Second, the power to remand under Section 34(4) is discretionary in nature – once grounds to set aside an award are found, the court may postpone setting aside the award and allow the tribunal an opportunity to “rectify the defect”.
Third, the tribunal ought not to rewrite the award, the primary objective should be to cure the identified defect.
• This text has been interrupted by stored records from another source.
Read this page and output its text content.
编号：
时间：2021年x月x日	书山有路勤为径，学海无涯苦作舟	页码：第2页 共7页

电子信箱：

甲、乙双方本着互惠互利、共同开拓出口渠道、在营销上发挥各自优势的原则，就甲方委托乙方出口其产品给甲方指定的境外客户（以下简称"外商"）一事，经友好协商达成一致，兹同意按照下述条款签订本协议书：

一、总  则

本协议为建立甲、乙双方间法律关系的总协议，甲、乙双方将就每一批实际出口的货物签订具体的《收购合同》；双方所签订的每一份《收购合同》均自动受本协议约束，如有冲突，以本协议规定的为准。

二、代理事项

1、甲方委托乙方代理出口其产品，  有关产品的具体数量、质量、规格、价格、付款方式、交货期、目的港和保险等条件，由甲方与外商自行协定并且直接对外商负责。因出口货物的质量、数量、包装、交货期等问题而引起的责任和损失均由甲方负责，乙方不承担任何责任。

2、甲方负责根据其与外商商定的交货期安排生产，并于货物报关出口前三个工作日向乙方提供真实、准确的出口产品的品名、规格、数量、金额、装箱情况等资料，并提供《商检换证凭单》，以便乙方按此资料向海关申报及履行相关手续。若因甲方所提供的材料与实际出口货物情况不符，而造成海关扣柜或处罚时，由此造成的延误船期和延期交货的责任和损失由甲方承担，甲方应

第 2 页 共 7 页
A key consideration is the proportionality between the harm caused by the defect and the means available to remedy it.
Fourth, if there is lack of confidence in the tribunal’s ability to come to a fair and balanced decision upon remission, the award must be set aside and not remanded to the tribunal.
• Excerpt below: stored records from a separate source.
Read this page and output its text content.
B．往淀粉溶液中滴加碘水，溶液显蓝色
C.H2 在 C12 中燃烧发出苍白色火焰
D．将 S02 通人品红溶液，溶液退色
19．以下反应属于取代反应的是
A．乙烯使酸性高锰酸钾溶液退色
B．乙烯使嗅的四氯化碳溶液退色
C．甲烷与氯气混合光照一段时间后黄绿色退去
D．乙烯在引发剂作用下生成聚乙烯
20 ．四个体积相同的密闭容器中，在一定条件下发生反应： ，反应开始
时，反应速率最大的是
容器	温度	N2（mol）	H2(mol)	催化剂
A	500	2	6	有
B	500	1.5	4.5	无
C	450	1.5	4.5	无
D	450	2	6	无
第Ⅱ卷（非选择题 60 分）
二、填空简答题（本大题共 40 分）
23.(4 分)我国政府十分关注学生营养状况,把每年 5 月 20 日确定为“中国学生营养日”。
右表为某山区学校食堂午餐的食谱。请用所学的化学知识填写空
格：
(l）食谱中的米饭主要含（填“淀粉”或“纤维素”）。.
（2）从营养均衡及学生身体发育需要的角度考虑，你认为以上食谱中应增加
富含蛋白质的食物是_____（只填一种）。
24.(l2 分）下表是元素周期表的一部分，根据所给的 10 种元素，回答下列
Fifth, an order of remand should not be passed when such an order would place the arbitral tribunal in an invidious or embarrassing position; and
Sixth, remand to the tribunal may be inappropriate when it does not serve the interests of the parties, particularly in time-sensitive matters or where it would lead to undue costs and inefficiencies.
The Supreme Court’s treatment of Section 34(4) in Gayatri Balasamy marks a restoration of India’s curative-remand regime. Building onwards from Dyna Technologies and I-Pay, the majority clarified that Section 34(4) remains the exclusive avenue for correcting awards even suggesting that tribunals may “vary, correct, review, add to, or modify” awards once remanded. By rejecting rigid timelines, endorsing oral remand requests, and empowering appellate courts under Section 37 to invoke Section 34(4), the judgment broadens the procedural reach of remission.
Justice Viswanathan’s dissent underscores the legislature’s intent: Section 34(4) is a genuine “safety valve” allowing tribunals to cure substantive and procedural defects, including on the court’s own motion. Together, majority and dissent breathe new life into Section 34(4), freeing it from being reduced to a narrow stop-gap into a flexible tool for preserving awards wherever possible, most importantly, at the hands of the tribunal. This transformation balances arbitration’s finality with equitable correction, ensuring that curable flaws no longer consign entire awards to annulment.
Aditya Chatterjee is a Partner at Keystone Partners, Bangalore.